明日を楽しみに、私は眠った。いや、眠れない。だから、睡眠剤をあるだけ飲んで、死んだ様に眠りについたんだ。
お父さんの怒鳴り声で目が覚めた。
そして、お母さんの悲鳴で今日で終わらせようと確信したんだ。
お母さん、ごめんね、私だけ逃げるみたいになっちゃって、いや、私ひとりだけ、逃げてしまって、ごめんなさい。
1時間、2時間とお父さんの怒鳴り声とお母さんの悲鳴が交互に家中に響かせる。
息が苦しい。頭がくらくらする。
20歳になった今日、私をおめでとうと迎えてくれる人はいなくて、きっと、神様が迎えてくれるんだよね。

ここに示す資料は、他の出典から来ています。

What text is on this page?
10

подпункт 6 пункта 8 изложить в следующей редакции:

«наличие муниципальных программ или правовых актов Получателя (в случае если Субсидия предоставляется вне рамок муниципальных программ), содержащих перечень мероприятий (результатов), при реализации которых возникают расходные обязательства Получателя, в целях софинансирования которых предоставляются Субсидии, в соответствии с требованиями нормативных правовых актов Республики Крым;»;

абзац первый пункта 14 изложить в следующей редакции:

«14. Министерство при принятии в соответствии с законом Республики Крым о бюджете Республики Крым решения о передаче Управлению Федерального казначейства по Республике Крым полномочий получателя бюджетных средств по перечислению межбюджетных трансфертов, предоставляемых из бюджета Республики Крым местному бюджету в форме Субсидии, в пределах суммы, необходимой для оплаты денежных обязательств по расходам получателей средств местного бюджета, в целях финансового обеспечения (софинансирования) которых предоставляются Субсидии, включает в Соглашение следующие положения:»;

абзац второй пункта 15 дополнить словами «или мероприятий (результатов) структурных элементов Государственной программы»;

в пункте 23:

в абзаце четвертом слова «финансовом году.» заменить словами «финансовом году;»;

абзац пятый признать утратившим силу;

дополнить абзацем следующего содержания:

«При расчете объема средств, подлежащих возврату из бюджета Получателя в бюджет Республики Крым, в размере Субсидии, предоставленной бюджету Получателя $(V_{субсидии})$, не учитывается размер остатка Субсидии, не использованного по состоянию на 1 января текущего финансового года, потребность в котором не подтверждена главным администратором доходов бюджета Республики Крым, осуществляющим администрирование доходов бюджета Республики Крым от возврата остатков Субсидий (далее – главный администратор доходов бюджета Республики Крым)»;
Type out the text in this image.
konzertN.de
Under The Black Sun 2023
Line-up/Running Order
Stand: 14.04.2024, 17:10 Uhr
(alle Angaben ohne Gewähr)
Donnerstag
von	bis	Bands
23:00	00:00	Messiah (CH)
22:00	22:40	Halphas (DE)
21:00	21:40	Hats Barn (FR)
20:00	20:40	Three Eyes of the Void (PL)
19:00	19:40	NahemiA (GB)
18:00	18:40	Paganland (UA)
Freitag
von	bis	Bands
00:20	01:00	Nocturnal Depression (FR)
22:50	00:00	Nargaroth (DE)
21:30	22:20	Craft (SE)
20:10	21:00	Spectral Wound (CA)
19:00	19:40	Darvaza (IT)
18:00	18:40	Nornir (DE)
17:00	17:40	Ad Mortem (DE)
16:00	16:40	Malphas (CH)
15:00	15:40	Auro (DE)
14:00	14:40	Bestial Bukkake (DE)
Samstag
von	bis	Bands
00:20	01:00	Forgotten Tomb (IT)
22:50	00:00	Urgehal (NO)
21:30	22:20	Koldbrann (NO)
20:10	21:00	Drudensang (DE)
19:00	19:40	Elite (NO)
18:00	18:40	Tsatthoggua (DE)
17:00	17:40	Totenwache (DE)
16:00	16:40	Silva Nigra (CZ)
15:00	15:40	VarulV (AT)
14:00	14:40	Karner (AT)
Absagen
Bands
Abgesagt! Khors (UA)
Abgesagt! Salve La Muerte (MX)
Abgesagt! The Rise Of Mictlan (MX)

そうじゃなきゃ、20年もこんななんとも言えない気持ちを一人で溜め込んだ意味ないもんね。
お昼12時になるとお父さんもお母さんもお仕事へ行った。いつも、そうなんだから、昨日もきっとそうなんだ。私が20歳なんて関係なくて、ただ時間は進む。
晴天と言えるほどの太陽に、肌が汗ばむほどの気温。
もう、こんなじりじりと肌を焼かれる感覚を感じることもないんだ。
もう、雨を見ることも、雪を見ることもないんだ。
そうおもうと、なんだが、寂しい様な、清々しい様な、矛盾した気持ちになった。
携帯電話も、財布も持たずに、樹海までの交通費が入ったICカードをもって、部屋を出た。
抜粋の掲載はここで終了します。